Puerto Rico tampoco tiene acceso al SSI, que provee ayuda financiera a personas mayores de 65 años o con discapacidades. El gobierno federal solo brinda a Puerto Rico un sustituto muy inferior que se conoce como el programa de Asistencia Monetaria para Personas de Edad Avanzada, con Ceguera o Discapacidades (AABD, por sus siglas en inglés). Para poner en contexto la disparidad, considere que se ha estimado que Puerto Rico, en 2011, hubiera recibido $1,800 millones por concepto del SSI, pero solo recibió $26 millones mediante el AABD, según un informe de la propia Oficina de Rendición de Cuentas del Gobierno de los Estados Unidos (GAO, por sus siglas en inglés). Como podrán adivinar, el Congreso está consciente de esto.

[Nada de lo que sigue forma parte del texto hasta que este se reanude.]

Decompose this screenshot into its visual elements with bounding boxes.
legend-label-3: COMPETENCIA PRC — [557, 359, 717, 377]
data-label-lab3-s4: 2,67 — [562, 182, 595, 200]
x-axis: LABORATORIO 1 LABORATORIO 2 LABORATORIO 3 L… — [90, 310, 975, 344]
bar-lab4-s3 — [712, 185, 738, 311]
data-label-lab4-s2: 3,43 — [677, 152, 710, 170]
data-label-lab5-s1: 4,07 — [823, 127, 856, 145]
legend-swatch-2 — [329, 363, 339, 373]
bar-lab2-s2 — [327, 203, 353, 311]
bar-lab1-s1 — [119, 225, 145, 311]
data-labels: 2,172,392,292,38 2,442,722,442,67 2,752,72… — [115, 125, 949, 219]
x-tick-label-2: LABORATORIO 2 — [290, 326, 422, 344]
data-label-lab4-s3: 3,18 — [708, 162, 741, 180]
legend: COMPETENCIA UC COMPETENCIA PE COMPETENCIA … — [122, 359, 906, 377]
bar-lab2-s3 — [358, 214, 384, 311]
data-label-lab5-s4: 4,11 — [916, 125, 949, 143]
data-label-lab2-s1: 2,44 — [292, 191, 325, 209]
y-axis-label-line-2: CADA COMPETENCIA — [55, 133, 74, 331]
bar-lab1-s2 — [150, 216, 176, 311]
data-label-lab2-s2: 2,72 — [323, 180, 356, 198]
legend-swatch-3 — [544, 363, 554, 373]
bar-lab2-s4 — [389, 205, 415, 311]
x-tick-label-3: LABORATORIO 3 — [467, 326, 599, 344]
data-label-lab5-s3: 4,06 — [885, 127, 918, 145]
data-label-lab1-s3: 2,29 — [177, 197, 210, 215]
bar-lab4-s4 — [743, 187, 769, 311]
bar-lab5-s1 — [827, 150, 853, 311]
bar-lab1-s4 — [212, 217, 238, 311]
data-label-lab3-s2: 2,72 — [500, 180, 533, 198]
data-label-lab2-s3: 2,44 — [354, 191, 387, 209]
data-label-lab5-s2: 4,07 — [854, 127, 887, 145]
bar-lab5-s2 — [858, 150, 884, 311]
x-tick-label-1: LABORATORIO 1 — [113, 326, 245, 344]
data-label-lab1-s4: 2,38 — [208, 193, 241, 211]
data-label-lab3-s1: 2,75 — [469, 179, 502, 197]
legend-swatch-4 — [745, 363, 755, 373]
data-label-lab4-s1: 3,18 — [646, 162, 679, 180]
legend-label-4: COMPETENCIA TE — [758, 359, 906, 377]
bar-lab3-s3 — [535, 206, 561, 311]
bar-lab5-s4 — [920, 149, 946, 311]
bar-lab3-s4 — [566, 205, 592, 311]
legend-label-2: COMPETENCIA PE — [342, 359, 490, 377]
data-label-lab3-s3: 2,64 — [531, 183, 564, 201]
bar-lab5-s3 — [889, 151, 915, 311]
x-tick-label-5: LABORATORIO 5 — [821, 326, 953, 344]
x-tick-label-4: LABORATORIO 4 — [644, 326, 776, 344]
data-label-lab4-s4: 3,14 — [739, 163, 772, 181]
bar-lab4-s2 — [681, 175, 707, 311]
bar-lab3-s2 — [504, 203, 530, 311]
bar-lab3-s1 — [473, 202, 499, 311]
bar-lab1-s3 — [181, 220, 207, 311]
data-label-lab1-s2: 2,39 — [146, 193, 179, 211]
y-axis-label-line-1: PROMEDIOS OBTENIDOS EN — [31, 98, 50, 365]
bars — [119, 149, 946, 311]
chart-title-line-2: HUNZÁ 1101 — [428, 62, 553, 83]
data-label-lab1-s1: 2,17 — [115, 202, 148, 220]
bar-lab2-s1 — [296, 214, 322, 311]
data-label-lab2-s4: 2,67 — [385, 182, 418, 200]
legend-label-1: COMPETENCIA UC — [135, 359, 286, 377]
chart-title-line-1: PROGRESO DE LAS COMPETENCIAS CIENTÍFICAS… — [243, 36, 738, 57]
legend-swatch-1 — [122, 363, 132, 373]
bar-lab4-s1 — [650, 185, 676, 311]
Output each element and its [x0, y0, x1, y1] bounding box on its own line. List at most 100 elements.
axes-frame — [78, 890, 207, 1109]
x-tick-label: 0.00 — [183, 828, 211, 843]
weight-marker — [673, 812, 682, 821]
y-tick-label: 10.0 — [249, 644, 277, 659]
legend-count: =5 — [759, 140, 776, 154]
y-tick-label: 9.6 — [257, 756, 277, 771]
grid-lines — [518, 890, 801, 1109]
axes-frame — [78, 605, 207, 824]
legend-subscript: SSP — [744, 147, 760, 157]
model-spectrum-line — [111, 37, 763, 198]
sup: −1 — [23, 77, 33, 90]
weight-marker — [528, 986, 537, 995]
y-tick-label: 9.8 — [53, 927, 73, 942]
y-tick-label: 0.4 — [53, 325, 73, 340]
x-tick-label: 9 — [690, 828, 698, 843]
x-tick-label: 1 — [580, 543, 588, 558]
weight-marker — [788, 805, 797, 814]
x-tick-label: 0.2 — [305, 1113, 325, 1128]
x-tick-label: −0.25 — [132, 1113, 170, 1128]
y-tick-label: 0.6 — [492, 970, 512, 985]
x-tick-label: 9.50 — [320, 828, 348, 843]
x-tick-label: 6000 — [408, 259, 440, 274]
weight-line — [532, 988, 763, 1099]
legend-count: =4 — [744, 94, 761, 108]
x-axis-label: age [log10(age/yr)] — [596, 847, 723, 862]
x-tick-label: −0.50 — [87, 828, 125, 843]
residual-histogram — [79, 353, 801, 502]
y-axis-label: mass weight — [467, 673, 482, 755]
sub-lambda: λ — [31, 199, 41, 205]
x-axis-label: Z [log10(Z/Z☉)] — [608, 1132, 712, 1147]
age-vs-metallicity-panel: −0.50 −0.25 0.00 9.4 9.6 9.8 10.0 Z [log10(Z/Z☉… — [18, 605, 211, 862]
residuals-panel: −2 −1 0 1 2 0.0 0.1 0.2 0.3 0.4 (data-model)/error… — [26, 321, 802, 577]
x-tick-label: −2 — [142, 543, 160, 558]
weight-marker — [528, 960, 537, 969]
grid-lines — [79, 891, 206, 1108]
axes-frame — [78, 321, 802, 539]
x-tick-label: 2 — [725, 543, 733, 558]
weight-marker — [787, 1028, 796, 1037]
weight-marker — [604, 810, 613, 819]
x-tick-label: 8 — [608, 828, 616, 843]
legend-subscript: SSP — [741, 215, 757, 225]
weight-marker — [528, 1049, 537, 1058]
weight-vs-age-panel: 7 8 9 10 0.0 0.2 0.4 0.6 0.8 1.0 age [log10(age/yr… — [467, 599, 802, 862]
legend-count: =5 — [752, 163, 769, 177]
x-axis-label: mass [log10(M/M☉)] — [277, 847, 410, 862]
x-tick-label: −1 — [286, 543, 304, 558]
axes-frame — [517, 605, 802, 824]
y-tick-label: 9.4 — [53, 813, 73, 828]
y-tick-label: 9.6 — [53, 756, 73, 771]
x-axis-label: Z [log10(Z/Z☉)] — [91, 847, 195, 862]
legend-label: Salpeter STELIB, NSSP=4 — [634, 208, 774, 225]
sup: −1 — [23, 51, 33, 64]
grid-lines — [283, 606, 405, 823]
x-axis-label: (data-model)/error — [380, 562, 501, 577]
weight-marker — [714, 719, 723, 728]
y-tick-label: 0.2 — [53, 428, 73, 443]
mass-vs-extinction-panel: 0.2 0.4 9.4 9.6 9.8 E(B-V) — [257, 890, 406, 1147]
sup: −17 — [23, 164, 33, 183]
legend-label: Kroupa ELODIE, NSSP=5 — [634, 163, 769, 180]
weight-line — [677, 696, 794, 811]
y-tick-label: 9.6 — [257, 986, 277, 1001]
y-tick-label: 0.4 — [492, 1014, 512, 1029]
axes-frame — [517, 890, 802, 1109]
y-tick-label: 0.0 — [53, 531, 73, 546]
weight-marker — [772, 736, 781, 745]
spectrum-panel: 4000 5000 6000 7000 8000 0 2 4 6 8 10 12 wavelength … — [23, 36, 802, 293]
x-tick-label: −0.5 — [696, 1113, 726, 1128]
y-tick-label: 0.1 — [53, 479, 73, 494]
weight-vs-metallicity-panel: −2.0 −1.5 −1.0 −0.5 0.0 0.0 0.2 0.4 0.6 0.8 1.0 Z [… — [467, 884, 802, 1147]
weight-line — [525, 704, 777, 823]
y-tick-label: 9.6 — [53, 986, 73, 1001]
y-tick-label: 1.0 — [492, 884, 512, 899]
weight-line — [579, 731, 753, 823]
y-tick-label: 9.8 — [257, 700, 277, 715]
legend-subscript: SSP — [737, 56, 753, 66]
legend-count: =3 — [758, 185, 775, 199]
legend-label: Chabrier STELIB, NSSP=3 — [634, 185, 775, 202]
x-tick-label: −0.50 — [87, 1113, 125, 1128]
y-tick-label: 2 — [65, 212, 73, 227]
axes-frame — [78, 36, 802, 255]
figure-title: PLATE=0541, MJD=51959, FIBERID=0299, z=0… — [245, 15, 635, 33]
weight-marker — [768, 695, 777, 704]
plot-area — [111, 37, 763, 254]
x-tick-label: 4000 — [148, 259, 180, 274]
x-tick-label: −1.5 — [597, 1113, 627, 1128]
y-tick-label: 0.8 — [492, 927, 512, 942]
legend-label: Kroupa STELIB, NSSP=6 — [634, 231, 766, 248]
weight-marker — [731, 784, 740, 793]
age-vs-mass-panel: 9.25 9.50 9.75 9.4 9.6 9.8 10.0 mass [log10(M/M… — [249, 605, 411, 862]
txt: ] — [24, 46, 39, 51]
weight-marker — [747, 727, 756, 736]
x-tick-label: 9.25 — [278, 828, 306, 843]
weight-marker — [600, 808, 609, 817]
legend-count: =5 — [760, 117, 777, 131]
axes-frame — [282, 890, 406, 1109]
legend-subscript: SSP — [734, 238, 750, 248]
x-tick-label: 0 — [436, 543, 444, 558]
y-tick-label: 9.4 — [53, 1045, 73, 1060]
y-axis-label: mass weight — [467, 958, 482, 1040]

El Congreso sabe todo esto y más porque llevamos años exigiéndolo.  Por eso, cuando se aproxime un cuarto proyecto de ley para atender al COVID-19, no se puede permitir que los congresistas se laven las manos.  Hay que aprovechar esa oportunidad para recordarles que a Puerto Rico se le debe otorgar mayor acceso a estos programas, que en su diseño incluyen, precisamente, herramientas para emergencias como esta. A eso hay que sumarle importantes peticiones de asistencia económica para nuestros municipios, la eliminación de las trabas que se han impuesto al desembolso de los fondos de reconstrucción, y una exención para Puerto Rico de las leyes de cabotaje que limitan la importación de alimentos y otros suministros vitales.

Las lavadas de mano literales, esas sí son apropiadas, especialmente ahora. Pero las figuradas, esas no. No podemos permitir que el Congreso huya de sus responsabilidades.  Hoy, más que nunca, necesitamos que cumpla con Puerto Rico.

Esta columna se publicó originalmente el 12 de abril en El Nuevo Día.